A Word from the Author
How did you find out about Bryn Mawr alumna Eva Palmer?
She was in my peripheral vision for a long time. She’d pop up in various cultural materials that showed up in Greek American families. I would see pictures of the Delphic Festivals: Angelos Sikelianos would be in the front and she was in the shadow. She was very eccentric in her self-created Greek dress, and a little self-effacing—giving the limelight to other people—but interesting in the persona she was creating.
In the 1990s, several books came out—her posthumously published Upward Panic, which clarified that she was at the center of the Delphic Festivals, and also a Greek translation of her love letters to Natalie Barney. And then came In Bryon's Shadow, about American and other travelers to Greece, which didn’t name her at all.
I thought that we needed to start thinking about gender and who we talk about when we talk about significant figures and their effect.
What’s your favorite part of her story?
A favorite discovery has to do with Bryn Mawr: M. Cary Thomas’s letter telling Eva to evacuate her premises, that she was suspended for a year. She did something strictly forbidden in her dormitory space, but there’s a mystery: the letter doesn’t tell exactly what the forbidden thing was.
Looking at the different versions of her book manuscript, I also discovered how self-effacing she was, not as a psychological stance but as a technique of living.
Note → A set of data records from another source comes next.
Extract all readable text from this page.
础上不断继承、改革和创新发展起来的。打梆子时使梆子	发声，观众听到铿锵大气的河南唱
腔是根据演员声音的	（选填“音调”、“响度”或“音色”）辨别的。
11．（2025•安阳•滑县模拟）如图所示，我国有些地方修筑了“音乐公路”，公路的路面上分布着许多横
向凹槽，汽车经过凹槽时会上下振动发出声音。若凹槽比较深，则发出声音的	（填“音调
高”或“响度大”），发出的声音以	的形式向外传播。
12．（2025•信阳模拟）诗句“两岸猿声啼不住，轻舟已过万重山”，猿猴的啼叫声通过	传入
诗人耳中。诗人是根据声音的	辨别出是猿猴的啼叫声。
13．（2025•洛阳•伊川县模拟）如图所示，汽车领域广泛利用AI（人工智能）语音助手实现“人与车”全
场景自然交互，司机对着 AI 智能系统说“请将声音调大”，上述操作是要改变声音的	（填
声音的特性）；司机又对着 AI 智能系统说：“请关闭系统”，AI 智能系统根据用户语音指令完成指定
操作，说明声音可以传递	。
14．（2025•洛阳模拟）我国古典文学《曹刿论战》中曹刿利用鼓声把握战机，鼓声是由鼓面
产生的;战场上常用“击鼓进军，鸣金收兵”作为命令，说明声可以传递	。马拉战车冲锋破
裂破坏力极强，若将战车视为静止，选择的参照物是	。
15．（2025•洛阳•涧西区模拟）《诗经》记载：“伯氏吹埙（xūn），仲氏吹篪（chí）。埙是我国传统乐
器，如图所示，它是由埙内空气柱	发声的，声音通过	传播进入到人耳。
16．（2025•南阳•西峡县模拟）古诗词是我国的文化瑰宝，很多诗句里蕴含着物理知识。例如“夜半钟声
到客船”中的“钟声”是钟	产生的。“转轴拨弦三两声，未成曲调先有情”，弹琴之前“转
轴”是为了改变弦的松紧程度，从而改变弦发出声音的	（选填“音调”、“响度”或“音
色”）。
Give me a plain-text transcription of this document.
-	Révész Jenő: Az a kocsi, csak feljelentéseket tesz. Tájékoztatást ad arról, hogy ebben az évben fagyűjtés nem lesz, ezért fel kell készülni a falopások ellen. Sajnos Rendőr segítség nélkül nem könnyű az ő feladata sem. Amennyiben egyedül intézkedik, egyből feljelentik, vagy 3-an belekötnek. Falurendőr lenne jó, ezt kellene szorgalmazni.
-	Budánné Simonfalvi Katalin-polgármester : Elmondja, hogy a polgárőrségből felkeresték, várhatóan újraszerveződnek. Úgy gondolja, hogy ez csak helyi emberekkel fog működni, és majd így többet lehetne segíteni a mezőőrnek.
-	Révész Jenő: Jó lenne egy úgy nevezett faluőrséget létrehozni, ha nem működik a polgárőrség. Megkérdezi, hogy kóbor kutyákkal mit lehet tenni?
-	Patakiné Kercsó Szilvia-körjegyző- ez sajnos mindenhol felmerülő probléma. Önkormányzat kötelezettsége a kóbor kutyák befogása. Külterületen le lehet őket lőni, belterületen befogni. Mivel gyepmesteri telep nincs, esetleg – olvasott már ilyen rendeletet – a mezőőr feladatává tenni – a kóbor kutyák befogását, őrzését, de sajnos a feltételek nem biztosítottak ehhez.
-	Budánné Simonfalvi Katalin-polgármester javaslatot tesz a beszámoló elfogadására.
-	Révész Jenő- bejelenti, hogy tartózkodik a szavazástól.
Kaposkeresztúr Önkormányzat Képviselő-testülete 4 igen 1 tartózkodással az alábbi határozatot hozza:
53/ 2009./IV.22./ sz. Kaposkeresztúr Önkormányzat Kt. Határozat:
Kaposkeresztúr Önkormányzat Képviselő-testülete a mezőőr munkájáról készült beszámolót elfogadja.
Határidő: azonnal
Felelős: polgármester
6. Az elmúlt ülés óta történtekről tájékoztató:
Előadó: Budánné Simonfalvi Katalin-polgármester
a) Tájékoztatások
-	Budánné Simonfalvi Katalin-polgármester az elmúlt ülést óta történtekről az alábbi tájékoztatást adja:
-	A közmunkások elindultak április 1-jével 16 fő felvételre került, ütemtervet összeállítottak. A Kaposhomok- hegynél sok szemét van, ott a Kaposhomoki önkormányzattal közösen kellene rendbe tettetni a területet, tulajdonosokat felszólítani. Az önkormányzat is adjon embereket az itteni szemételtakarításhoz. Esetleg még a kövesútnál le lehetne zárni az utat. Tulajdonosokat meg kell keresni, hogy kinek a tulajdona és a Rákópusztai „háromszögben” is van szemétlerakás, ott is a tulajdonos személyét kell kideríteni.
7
She was producing a variety of masks—other personas she could be in this world she was so uncomfortable in.
How do you understand that discomfort?
In the early 20th century, it was typical of intellectuals, artists who were uncomfortable with industrialism and the monetization of society to look for another way of life, and her move to Greece was part of that search.
But Eva was a wealthy American from an old New England family and should have been the most comfortable person in the world. But her same-sex desire, her connection with Natalie Barney, the rejection by family members, and the energy that went into hiding pieces of herself—all formed a very big source of discomfort.
Then, there were the shocks life brings: her father's death when she was 14, her mother’s remarriage, a brother who died of alcoholism, another who was a brilliant pianist so terrified of performing that he never had a career.
But I think that experience of being a lesbian at the turn of century was a pretty important cause.
And she continues to define herself in a kind of quiet defiance. In the 1940s, she becomes very interested in politics. She’s back in the U.S., and she has no news from Angelos or from Natalie Barney, who’s now living in Italy. So she begins to read about politics, first the war and then the Cold War—Greece was the first theater—and then her opposition becomes political.
Why do you think she is so little known today?
For one, she left behind her New York life and disappeared into Greece. And then, when she came back to the U.S., she was impoverished, and her name didn’t carry her anywhere. Plus, her work is of the kind we don’t necessarily pay attention to. She was a great weaver and won prizes for her weaving—but do we know the names of any great weavers? Maybe Anni Albers.
But the primary cause is patriarchy. We have to dig up women who were in the periphery to find out what they did. There are many, many unknown women. And she’s one of them.
What would you ask her if you had the chance?
In writing the book, I was not really interested in her psyche. She spoke very little about her emotions, but you can see her being pushed by them. I think the trip to Greece was a primary moment, and I would ask some more about that moment when she decided to go. She gives various versions of the story of how Penelope—another mystery figure about whom we have little primary evidence—inspired her.
I don’t know that I would ever get at the real reason. But I’d like to hear that story again in whatever terms she would give it to me.
This interview has been edited for length and clarity.